孟磊摇了摇头:“先把小禾带好。别的再说。”
林楠看着对面墙壁上贴着的医院宣传海报,“关爱心理健康,从倾听开始”。海报上画着一个笑脸,笑得很用力。
“你知道宋薇今天晚上为什么会出事吗?”
孟磊沉默了很久。
“知道。”他的声音很轻,“她跟我说过,她这辈子最怕的不是赵明远,也不是陈泊远。她最怕的是她自己,她说她每次想离开一个打她的人,到了最后关头都会心软。她以为这次她可以狠下心,只要她认罪,只要她把一切都扛下来,事情就结束了。但她发现事情不会结束,因为不管陈泊远被判多少年,她这辈子都会活在那个房间里。”
“哪个房间?”
“有摄像头的那个房间。”孟磊说,“她今天在观察室里跟我说了一句话。她说她终于想明白了,陈泊远装了那么多摄像头,不是为了看赵明远打她,是为了让她永远活在被注视的恐惧里。她现在闭上眼睛,还是能感觉到那些摄像头在看她。洗澡的时候,睡觉的时候,哭的时候,笑的时候。每一个摄像头都像一只永远不会闭上的眼睛。”
楼梯间里传来脚步声,是护士推着药品车经过。
“所以她不是想死。”孟磊低头看着怀里睡着的女儿,“她只是想让那些眼睛闭上。”
林楠靠在椅背上,看着天花板上的日光灯,没有说话。
天亮之后,林楠回到局里。周雨已经从陈泊远的旧居回来了,带回了一整箱证物,五个摄像头的残骸,其中三个已经被拆除了,但留下了墙壁上的螺丝孔和走线的痕迹;另外两个还在原位,隐藏在客厅吊灯的底座和卧室空调的装饰盖板里。周雨还找到了一个被格式化的旧硬盘,技术科正在做数据恢复。
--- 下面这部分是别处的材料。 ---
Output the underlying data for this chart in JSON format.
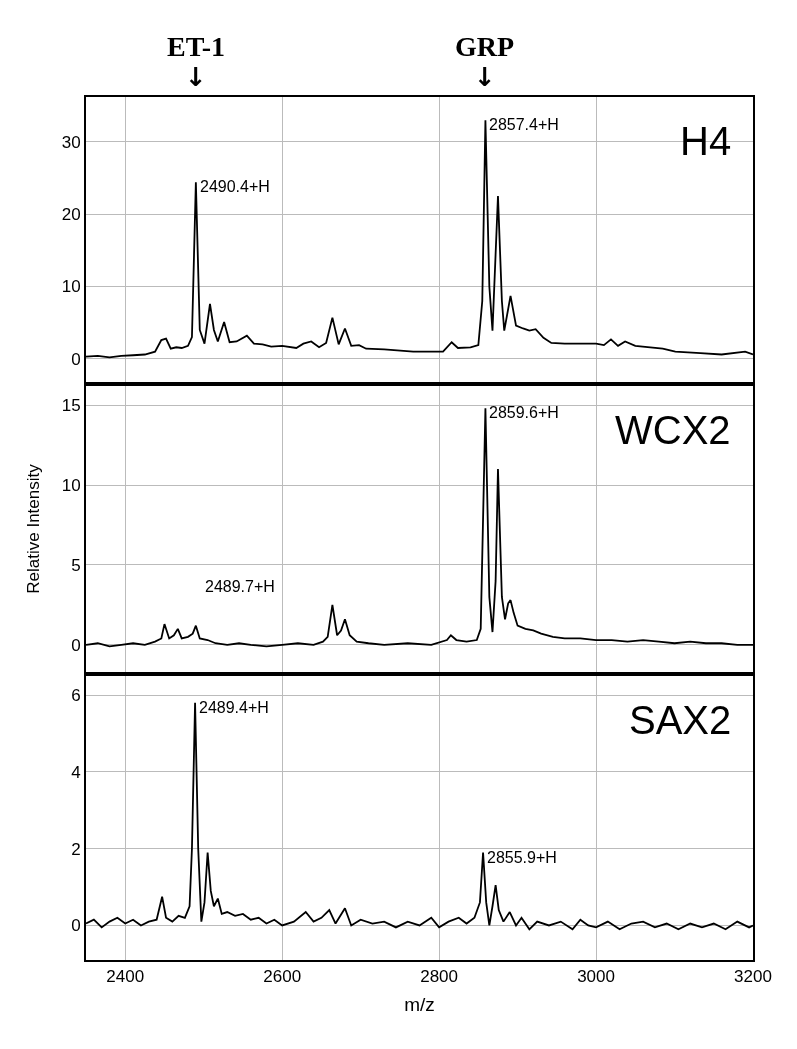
{
  "chart_data": [
    {
      "type": "line",
      "xlim": [
        2350,
        3200
      ],
      "xticks": [
        2400,
        2600,
        2800,
        3000,
        3200
      ],
      "ylim": [
        -3.2,
        36.2
      ],
      "yticks": [
        0,
        10,
        20,
        30
      ],
      "grid": true,
      "tick_labels": "y",
      "annotations": [
        "H4",
        "ET-1",
        "↓",
        "GRP",
        "↓",
        {
          "text": "2490.4+H",
          "x": 2490,
          "y": 24.4
        },
        {
          "text": "2857.4+H",
          "x": 2859,
          "y": 33.0
        }
      ],
      "series": [
        {
          "color": "#000000",
          "x": [
            2350,
            2365,
            2380,
            2395,
            2410,
            2425,
            2438,
            2446,
            2452,
            2458,
            2465,
            2472,
            2480,
            2485,
            2490,
            2495,
            2501,
            2508,
            2513,
            2518,
            2526,
            2533,
            2542,
            2555,
            2564,
            2575,
            2586,
            2600,
            2618,
            2627,
            2637,
            2647,
            2656,
            2664,
            2672,
            2680,
            2688,
            2698,
            2707,
            2730,
            2767,
            2790,
            2805,
            2816,
            2824,
            2840,
            2850,
            2855,
            2859,
            2864,
            2868,
            2875,
            2880,
            2883,
            2891,
            2898,
            2907,
            2915,
            2923,
            2933,
            2943,
            2960,
            2975,
            3000,
            3010,
            3019,
            3028,
            3037,
            3050,
            3069,
            3085,
            3101,
            3133,
            3160,
            3190,
            3200
          ],
          "values": [
            0.3,
            0.4,
            0.2,
            0.4,
            0.5,
            0.6,
            1.0,
            2.6,
            2.8,
            1.4,
            1.6,
            1.5,
            1.8,
            3,
            24.4,
            4,
            2.1,
            7.6,
            4,
            2.4,
            5.1,
            2.3,
            2.4,
            3.2,
            2.1,
            2.0,
            1.7,
            1.8,
            1.5,
            2.1,
            2.4,
            1.6,
            2.2,
            5.7,
            2.0,
            4.2,
            1.8,
            1.9,
            1.4,
            1.3,
            1.0,
            1.0,
            1.0,
            2.3,
            1.5,
            1.6,
            1.9,
            8,
            33.0,
            10,
            3.9,
            22.5,
            8,
            3.9,
            8.7,
            4.6,
            4.2,
            3.9,
            4.1,
            2.9,
            2.2,
            2.1,
            2.1,
            2.1,
            1.9,
            2.7,
            1.8,
            2.4,
            1.8,
            1.6,
            1.4,
            1.0,
            0.8,
            0.6,
            1.0,
            0.6
          ]
        }
      ]
    },
    {
      "type": "line",
      "xlim": [
        2350,
        3200
      ],
      "xticks": [
        2400,
        2600,
        2800,
        3000,
        3200
      ],
      "ylim": [
        -1.7,
        16.2
      ],
      "yticks": [
        0,
        5,
        10,
        15
      ],
      "grid": true,
      "tick_labels": "y",
      "ylabel": "Relative Intensity",
      "annotations": [
        "WCX2",
        "2489.7+H",
        {
          "text": "2859.6+H",
          "x": 2859,
          "y": 14.8
        }
      ],
      "series": [
        {
          "color": "#000000",
          "x": [
            2350,
            2365,
            2380,
            2395,
            2410,
            2425,
            2438,
            2446,
            2450,
            2456,
            2462,
            2467,
            2472,
            2480,
            2486,
            2490,
            2495,
            2505,
            2515,
            2530,
            2545,
            2560,
            2580,
            2600,
            2620,
            2640,
            2652,
            2658,
            2664,
            2670,
            2675,
            2680,
            2686,
            2695,
            2710,
            2730,
            2760,
            2790,
            2810,
            2815,
            2822,
            2835,
            2848,
            2853,
            2859,
            2864,
            2868,
            2872,
            2875,
            2880,
            2884,
            2888,
            2891,
            2895,
            2900,
            2910,
            2920,
            2930,
            2945,
            2960,
            2980,
            3000,
            3020,
            3040,
            3060,
            3080,
            3100,
            3120,
            3140,
            3160,
            3180,
            3200
          ],
          "values": [
            0.0,
            0.1,
            -0.1,
            0.0,
            0.1,
            0.0,
            0.2,
            0.4,
            1.3,
            0.4,
            0.6,
            1.0,
            0.4,
            0.5,
            0.7,
            1.2,
            0.4,
            0.3,
            0.1,
            0.0,
            0.1,
            0.0,
            -0.1,
            0.0,
            0.1,
            0.0,
            0.2,
            0.5,
            2.5,
            0.6,
            0.9,
            1.6,
            0.6,
            0.2,
            0.1,
            0.0,
            0.1,
            0.0,
            0.3,
            0.6,
            0.3,
            0.2,
            0.3,
            1.0,
            14.8,
            3.0,
            0.8,
            4.0,
            11.0,
            3.0,
            1.6,
            2.6,
            2.8,
            2.0,
            1.2,
            1.0,
            0.9,
            0.7,
            0.5,
            0.4,
            0.4,
            0.3,
            0.3,
            0.2,
            0.3,
            0.2,
            0.1,
            0.2,
            0.1,
            0.1,
            0.0,
            0.0
          ]
        }
      ]
    },
    {
      "type": "line",
      "xlim": [
        2350,
        3200
      ],
      "xticks": [
        2400,
        2600,
        2800,
        3000,
        3200
      ],
      "ylim": [
        -0.9,
        6.5
      ],
      "yticks": [
        0,
        2,
        4,
        6
      ],
      "grid": true,
      "xlabel": "m/z",
      "annotations": [
        "SAX2",
        {
          "text": "2489.4+H",
          "x": 2489,
          "y": 5.8
        },
        {
          "text": "2855.9+H",
          "x": 2856,
          "y": 1.9
        }
      ],
      "series": [
        {
          "color": "#000000",
          "x": [
            2350,
            2360,
            2370,
            2380,
            2390,
            2400,
            2410,
            2420,
            2430,
            2440,
            2447,
            2452,
            2460,
            2468,
            2476,
            2482,
            2485,
            2489,
            2493,
            2497,
            2501,
            2505,
            2509,
            2513,
            2518,
            2523,
            2530,
            2540,
            2550,
            2560,
            2570,
            2580,
            2590,
            2600,
            2615,
            2630,
            2640,
            2650,
            2660,
            2668,
            2680,
            2688,
            2700,
            2715,
            2730,
            2745,
            2760,
            2775,
            2790,
            2800,
            2812,
            2825,
            2835,
            2845,
            2852,
            2856,
            2860,
            2864,
            2868,
            2872,
            2876,
            2882,
            2890,
            2898,
            2905,
            2915,
            2925,
            2940,
            2955,
            2970,
            2980,
            2990,
            3000,
            3015,
            3030,
            3045,
            3060,
            3075,
            3090,
            3105,
            3120,
            3135,
            3150,
            3165,
            3180,
            3195,
            3200
          ],
          "values": [
            0.05,
            0.15,
            -0.05,
            0.1,
            0.2,
            0.05,
            0.15,
            0.0,
            0.1,
            0.15,
            0.75,
            0.2,
            0.1,
            0.25,
            0.2,
            0.5,
            2.0,
            5.8,
            2.0,
            0.1,
            0.6,
            1.9,
            0.9,
            0.5,
            0.7,
            0.3,
            0.35,
            0.25,
            0.3,
            0.15,
            0.2,
            0.05,
            0.15,
            0.0,
            0.1,
            0.35,
            0.1,
            0.2,
            0.4,
            0.05,
            0.45,
            0.0,
            0.15,
            0.05,
            0.1,
            -0.05,
            0.1,
            0.0,
            0.2,
            -0.05,
            0.1,
            0.2,
            0.05,
            0.2,
            0.6,
            1.9,
            0.6,
            0.0,
            0.5,
            1.05,
            0.4,
            0.1,
            0.35,
            0.0,
            0.2,
            -0.1,
            0.1,
            0.0,
            0.1,
            -0.1,
            0.15,
            0.0,
            -0.05,
            0.1,
            -0.1,
            0.05,
            0.1,
            -0.05,
            0.05,
            -0.1,
            0.05,
            -0.05,
            0.05,
            -0.1,
            0.1,
            -0.05,
            0.0
          ]
        }
      ]
    }
  ]
}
“还有一个东西。”周雨把一张照片放在林楠桌上,“在卧室衣柜的夹层里找到的。”
林楠拿起照片。照片拍的是一根尼龙扎带,和案发现场用的同一个品牌、同一个型号。扎带被装在一个透明的密封袋里,上面用黑色马克笔写着一行字:第一次,留着。
“什么意思?”周雨问。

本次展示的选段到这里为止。